Quand à Daniel, dont nous avons fait la gouverne morale de cette histoire, nous refusons de croire qu’il s’est soumis, ni même qu’il a baissé les bras. Il s’est retiré en Ardèche, pas très loin de chez Jean Ferrat. Il a acheté un pré et deux ânes. Il attend son heure, il reviendra.
Mais tous, Philippe, Jean-Charles, Antoine et Patrice dans leur servitude, Daniel dans sa retraite, ont gardé en mémoire cette maxime de Maître Piègeman : « Le capital est une sorte d’avance que l’on a jamais fini de rembourser. ».

P.S., le 14 Août 2010.

1 - Clin d’œil au petit ouvrage célèbre, « Le droit à la paresse », de Paul et Laura Lafargue.

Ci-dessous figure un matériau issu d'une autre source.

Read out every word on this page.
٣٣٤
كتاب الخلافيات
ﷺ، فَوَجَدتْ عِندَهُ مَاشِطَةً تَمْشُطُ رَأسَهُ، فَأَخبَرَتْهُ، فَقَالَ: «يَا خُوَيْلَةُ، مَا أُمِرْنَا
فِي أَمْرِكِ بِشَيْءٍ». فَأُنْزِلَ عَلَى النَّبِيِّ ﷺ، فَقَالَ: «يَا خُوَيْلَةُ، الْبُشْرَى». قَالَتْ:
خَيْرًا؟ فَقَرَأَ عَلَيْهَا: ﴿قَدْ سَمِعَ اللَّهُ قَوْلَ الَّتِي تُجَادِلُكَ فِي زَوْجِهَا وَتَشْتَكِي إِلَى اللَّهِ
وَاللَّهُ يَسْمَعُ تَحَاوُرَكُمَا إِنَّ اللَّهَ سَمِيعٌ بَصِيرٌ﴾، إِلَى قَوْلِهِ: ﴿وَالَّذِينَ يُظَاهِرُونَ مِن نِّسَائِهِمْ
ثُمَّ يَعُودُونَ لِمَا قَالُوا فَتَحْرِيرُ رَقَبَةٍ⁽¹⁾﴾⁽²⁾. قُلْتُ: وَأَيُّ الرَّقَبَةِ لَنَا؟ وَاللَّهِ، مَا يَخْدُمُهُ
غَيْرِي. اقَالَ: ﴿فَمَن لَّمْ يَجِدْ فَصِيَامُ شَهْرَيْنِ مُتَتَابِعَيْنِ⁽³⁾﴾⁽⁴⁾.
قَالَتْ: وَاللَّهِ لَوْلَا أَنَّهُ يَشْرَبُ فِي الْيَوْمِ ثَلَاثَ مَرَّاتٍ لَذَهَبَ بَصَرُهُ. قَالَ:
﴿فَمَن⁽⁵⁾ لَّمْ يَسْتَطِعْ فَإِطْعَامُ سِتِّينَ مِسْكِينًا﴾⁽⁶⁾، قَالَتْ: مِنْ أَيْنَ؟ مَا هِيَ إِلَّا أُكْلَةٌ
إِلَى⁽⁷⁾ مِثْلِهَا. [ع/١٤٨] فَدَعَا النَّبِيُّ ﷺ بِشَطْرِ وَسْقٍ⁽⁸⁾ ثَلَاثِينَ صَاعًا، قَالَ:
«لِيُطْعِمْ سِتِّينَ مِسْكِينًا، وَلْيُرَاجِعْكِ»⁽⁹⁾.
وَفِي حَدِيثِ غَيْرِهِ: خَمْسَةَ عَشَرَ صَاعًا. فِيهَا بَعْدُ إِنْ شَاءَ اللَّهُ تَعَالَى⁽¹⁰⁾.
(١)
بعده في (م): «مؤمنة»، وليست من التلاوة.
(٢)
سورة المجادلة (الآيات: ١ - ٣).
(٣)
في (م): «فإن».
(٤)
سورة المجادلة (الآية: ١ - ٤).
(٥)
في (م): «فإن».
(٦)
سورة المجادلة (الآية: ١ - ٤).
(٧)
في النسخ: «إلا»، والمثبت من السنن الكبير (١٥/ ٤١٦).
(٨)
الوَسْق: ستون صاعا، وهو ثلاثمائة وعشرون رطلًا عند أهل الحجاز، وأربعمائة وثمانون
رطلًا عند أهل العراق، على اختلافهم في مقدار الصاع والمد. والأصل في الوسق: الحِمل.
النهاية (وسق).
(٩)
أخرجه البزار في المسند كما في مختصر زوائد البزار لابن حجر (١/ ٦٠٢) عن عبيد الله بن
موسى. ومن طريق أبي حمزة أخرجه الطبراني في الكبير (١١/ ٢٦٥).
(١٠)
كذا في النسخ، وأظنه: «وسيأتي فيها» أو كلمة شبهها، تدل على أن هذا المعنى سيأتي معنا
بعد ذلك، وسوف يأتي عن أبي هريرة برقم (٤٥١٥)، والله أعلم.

2 - La « conjuration des égaux », dirigée par Gracchus Babeuf contre de Directoire. Il en est resté cette expression qui désigne de manière générale tous les militants de l’égalité sociale.

3 - Yvon, le personnage de la chanson, était conducteur de trains, Loc est donc l’abréviation de locomotive.

4 - A l’époque où fut écrite cette chanson, le PDG de la SNCF était une « pédégère » (ne faut-il pas féminiser ?) : Mme Michèle IDRAC.